Le juif posa sur la table 50 écus en bel argent neuf.
— Après ? dit Marcel, c’est l’avant-garde.
— Monsieur Marcel, dit Médicis, vous savez bien que mon premier mot est toujours mon dernier. Je n’ajouterai rien ; réfléchissez : 50 écus, cela fait 150 francs. C’est une somme, ça !
— Une faible somme, reprit l’artiste ; rien que dans la robe de mon Pharaon, il y a pour 50 écus de cobalt. Payez-moi au moins la façon, égalisez les piles, arrondissez le chiffre, et je vous appellerai Léon X, Léon X bis.
— Voici mon dernier mot, reprit Médicis : je n’ajoute pas un sou de plus ; mais j’offre à dîner à tout le monde, vins variés à discrétion, et au dessert je paye en or.
— Personne ne dit mot ? hurla Colline en frappant trois coups de poing sur la table. Adjugé.
— Allons, dit Marcel, convenu.
— Je ferai prendre le tableau demain, fit le juif. Partons, Messieurs, le couvert est mis.
Les quatre amis descendirent l’escalier en chantant le chœur des Huguenots : À table, à table !
Médicis traita les bohèmes d’une façon tout à fait magnifique. Il leur offrit une foule de choses qui jusque-là étaient restées pour eux complétement inédites. Ce fut à compter de ce dîner que le homard cessa d’être un mythe pour Schaunard, et il contracta dès lors pour cet amphibie une passion qui devait aller jusqu’au délire.

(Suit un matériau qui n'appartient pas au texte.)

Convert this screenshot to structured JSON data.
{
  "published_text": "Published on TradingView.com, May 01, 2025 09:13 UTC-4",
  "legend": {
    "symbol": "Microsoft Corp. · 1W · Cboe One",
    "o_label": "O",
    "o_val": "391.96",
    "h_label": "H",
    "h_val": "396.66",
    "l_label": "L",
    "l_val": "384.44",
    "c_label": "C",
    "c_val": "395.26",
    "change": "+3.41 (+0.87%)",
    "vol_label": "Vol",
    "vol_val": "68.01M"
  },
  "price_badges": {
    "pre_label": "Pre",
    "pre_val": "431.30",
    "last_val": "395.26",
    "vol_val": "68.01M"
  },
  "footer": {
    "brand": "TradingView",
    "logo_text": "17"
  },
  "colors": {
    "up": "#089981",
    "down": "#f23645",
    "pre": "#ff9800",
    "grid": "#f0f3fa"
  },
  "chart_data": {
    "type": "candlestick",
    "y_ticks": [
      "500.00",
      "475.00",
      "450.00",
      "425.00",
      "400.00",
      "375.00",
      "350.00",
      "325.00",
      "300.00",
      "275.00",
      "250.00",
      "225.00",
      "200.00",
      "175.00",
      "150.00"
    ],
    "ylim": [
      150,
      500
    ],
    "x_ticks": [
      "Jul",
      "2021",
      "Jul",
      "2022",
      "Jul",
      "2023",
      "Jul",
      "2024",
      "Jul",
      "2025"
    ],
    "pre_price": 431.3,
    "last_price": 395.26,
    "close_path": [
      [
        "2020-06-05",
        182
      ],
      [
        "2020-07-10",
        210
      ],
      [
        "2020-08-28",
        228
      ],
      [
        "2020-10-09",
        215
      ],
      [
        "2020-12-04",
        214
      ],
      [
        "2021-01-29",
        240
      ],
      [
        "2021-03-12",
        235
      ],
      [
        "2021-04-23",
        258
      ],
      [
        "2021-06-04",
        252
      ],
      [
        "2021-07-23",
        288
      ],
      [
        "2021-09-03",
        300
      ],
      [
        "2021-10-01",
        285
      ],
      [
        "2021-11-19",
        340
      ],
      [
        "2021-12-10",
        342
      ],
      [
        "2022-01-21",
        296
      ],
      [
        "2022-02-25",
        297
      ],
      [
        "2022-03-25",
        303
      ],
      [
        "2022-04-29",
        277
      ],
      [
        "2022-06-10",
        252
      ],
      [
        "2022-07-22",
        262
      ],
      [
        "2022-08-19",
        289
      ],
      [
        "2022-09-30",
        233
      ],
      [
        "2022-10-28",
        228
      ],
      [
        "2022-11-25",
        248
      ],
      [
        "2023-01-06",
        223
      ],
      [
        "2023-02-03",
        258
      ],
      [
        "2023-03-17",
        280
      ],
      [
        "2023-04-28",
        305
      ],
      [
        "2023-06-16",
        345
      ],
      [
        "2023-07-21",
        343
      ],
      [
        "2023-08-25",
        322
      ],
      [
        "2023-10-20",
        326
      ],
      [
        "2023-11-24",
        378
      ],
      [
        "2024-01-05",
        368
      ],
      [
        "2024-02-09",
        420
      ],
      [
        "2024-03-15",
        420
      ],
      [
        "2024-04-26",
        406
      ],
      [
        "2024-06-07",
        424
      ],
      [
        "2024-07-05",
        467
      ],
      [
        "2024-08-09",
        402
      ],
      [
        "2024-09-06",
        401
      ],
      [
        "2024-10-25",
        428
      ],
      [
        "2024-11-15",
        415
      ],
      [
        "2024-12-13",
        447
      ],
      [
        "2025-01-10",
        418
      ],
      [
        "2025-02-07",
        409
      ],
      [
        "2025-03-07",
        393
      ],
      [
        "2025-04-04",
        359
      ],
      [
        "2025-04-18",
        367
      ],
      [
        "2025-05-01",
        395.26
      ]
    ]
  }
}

Les quatre amis sortirent de ce splendide festin ivres comme un jour de vendange. Cette ivresse faillit même avoir des suites déplorables pour Marcel qui, en passant devant la boutique de son tailleur, à deux heures du matin, voulait absolument éveiller son créancier pour lui donner en à-compte les 150 francs qu’il venait de recevoir. Une lueur de raison qui veillait encore dans l’esprit de Colline retint l’artiste au bord de ce précipice.
Huit jours après ce festival, Marcel apprit dans quelle galerie son tableau avait pris place. En passant dans le faubourg Saint-Honoré, il s’arrêta au milieu d’un groupe qui paraissait regarder curieusement la pose d’une enseigne au-dessus d’une boutique. Cette enseigne n’était autre chose que le tableau de Marcel, vendu par Médicis à un marchand de comestibles. Seulement, le Passage de la mer Rouge avait encore subi une modification et portait un nouveau titre. On y avait ajouté un bateau à vapeur, et il s’appelait : Au port de Marseille. Une ovation flatteuse s’était élevée parmi les curieux quand on avait découvert le tableau. Aussi Marcel se retourna-t-il ravi de ce triomphe, et murmura : La voix du peuple, c’est la voix de Dieu.